The innumerable English/Welsh/Scottish/Irish accents which change from neighborhood to neighborhood and town to town are delightful to listen to but almost impossible to decipher at times. Meanwhile, the English do a rather passable imitation of New Yawkers and claim they like to visit Chicago.
Have I mentioned using the phone?
Instead of the number ONE in front of their numbers, there's
a ZERO. That wouldn't be so bad except that we do our numbers in a
three-three-four sequence, leaving the one by itself. Theirs is a
four-four-three sequence beginning with the zero. Think it doesn't
matter? Just having the first set of digits in a group of four makes it
impossible to remember the rest of the number.
There are shops in the UK that sell only one thing -- nothing but meat, nothing but fish, nothing but wine, nothing but gloves, nothing but cheese, for example. Unlike here, the butcher, the baker, and the candlestickmaker still have their own establishments. The term fishmonger is still used when you're going to buy fish from the guy that sells gilled creatures. It's not just a word in a Dickens novel.
There are no Wal-Marts. No Costcos, Sam's Clubs, K-Marts, Targets, etc. While Marshall Field's, Hudson's and the like have become homogenized or extinct in just a hundred years or so here in the U.S., there will always be Harrod's and Selfridges over there. Count on it.
There are no strip malls as we know them. Just charming little shops, one after another, lining both sides of the thousand-year-old roads in that two-thousand-year-old city.
How can I express my happiness that London exists?
One morning I made French toast for breakfast. My daughter provided me with a wonderful loaf of thin sliced English white bread, perfect for the task. Like everything else, the bread was different. It had a homemade, not polymer texture, with the ample girth of sandwich bread. I made a batter of eggs, milk, a little sugar, and lots of vanilla. After soaking the bread I shook a bit of cinnamon on each side as it cooked. We ate it with real maple syrup from English sugar maples, along with servings of thick, smoked bacon, sliced by the butcher, which he then wrapped in white paper. Bacon as we know it in the U.S. is called striped bacon for that strip of tasty fat that travels down its length. Nothing I've tasted in the U.S. has ever been so good. Traditional English bacon on the other hand, looks more like Canadian bacon with a skirt. We had some of that, too.
While we're at it, yogurt tastes like it's supposed to -- made with whole milk so it's rich and sour creamy, not sweet like Jello pudding.
The evening after we had had French toast for breakfast, one of my daughter's friends said he preferred his eggy bread with catsup folded up in asandwich. Being an American who can appreciate the cultural differences between our countries, I said, "EWWWWW!! What's eggy bread?"
Thank goodness it turns out that the batter for eggy bread doesn't include anything like vanilla or sugar. Just eggs and milk. So the catsup doesn't sound quite so disharmonious. Or inedible. Apparently while visiting the U.S. for some cycling event in Utah, there was French toast being offered to the competitors and hot dogs to the spectators.
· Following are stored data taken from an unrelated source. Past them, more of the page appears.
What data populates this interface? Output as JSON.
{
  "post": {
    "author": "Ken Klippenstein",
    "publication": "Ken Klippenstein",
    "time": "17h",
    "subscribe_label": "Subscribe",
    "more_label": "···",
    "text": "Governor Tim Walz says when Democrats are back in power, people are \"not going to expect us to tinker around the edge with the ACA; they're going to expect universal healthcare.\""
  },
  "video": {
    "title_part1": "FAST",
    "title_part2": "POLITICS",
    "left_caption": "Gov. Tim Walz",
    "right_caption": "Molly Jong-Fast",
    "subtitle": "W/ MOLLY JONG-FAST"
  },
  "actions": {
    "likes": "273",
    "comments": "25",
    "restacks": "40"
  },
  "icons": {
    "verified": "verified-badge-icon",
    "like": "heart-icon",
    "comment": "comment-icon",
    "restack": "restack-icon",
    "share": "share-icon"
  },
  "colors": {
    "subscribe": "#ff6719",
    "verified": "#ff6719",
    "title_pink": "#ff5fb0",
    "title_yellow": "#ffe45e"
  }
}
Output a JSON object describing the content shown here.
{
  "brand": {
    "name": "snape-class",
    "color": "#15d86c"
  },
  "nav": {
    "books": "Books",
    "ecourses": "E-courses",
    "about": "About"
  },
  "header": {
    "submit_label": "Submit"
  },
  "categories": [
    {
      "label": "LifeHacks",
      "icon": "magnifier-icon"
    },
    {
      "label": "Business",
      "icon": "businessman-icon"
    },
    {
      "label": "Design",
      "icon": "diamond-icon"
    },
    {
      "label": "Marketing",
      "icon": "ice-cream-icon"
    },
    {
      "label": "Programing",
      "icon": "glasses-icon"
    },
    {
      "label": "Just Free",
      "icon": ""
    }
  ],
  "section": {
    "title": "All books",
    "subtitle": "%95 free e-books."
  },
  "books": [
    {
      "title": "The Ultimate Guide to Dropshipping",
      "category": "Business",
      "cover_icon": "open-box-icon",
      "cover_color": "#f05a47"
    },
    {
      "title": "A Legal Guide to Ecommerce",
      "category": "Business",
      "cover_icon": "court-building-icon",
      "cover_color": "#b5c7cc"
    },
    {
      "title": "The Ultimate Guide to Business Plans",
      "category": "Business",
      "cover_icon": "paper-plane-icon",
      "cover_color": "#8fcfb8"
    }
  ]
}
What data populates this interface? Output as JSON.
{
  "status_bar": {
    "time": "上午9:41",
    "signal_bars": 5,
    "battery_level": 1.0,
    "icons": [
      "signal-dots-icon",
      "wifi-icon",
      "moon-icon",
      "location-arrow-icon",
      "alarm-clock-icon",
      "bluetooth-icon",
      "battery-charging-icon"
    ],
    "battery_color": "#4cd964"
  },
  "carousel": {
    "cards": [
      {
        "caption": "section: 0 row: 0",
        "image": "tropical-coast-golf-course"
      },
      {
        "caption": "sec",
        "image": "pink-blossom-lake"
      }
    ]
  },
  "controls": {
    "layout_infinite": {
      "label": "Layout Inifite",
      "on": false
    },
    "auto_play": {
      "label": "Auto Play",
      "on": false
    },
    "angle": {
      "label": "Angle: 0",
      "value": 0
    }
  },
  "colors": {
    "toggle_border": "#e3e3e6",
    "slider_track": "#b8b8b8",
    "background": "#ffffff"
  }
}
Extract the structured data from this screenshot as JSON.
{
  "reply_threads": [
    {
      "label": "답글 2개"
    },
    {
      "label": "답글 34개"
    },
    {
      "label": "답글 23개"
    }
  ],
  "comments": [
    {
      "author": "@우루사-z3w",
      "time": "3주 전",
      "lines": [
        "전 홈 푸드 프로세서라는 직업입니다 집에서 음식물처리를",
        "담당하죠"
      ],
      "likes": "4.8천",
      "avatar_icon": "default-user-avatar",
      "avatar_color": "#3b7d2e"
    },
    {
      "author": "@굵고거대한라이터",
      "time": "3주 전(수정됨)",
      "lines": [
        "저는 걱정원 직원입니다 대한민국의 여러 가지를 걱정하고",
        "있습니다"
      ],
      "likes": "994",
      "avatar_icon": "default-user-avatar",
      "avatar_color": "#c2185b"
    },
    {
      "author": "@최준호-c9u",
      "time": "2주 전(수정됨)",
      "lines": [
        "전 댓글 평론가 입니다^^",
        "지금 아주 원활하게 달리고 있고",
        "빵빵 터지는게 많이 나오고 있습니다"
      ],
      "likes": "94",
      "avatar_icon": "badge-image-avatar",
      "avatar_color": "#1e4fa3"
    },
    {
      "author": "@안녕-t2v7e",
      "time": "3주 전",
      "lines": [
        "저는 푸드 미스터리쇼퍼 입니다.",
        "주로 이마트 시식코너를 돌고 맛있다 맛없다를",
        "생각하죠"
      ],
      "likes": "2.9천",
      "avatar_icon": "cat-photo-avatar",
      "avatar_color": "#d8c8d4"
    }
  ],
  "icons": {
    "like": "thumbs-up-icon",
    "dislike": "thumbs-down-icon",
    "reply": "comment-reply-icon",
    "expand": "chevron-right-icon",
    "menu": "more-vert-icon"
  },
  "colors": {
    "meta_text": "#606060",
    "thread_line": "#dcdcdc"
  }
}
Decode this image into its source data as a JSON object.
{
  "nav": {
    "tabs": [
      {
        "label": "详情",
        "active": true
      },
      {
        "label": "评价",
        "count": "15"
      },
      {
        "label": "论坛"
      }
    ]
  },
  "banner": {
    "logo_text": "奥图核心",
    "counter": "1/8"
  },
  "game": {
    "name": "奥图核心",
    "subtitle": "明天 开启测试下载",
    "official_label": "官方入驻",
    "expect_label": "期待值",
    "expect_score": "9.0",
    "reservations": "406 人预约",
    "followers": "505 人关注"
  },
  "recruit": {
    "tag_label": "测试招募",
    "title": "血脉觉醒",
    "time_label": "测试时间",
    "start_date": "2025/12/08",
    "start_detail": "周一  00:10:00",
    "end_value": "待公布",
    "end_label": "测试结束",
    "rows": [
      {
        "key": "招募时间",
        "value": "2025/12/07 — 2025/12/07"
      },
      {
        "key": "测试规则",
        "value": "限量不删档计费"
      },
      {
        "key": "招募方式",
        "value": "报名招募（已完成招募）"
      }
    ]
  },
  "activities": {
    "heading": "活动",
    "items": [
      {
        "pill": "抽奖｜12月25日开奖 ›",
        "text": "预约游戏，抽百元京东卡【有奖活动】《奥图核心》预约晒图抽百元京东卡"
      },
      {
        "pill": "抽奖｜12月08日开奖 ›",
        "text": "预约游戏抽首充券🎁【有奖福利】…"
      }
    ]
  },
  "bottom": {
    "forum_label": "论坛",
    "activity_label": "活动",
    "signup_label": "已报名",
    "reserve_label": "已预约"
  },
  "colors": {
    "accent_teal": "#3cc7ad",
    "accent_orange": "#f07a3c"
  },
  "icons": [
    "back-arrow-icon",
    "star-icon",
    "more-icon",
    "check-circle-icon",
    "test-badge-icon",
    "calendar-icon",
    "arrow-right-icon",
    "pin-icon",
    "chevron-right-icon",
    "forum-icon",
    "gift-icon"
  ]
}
So my new eggy bread aficionado friend took some of the American French toast and walked over to the hot dog stand to slather catsup all over it to make himself a reasonable fac simile of his English hometown favorite.
As for figgy pudding? This traditional English Christmas dessert is made with figs for starters. Nothing mysterious there. You can find any number of olde tyme family recipes for it, using a new fangled modern invention: Google. That's what I did -- centuries of information kept in a wooden box in a countryside farmhouse have been distilled into a click of a mouse on the internet. What's old is new.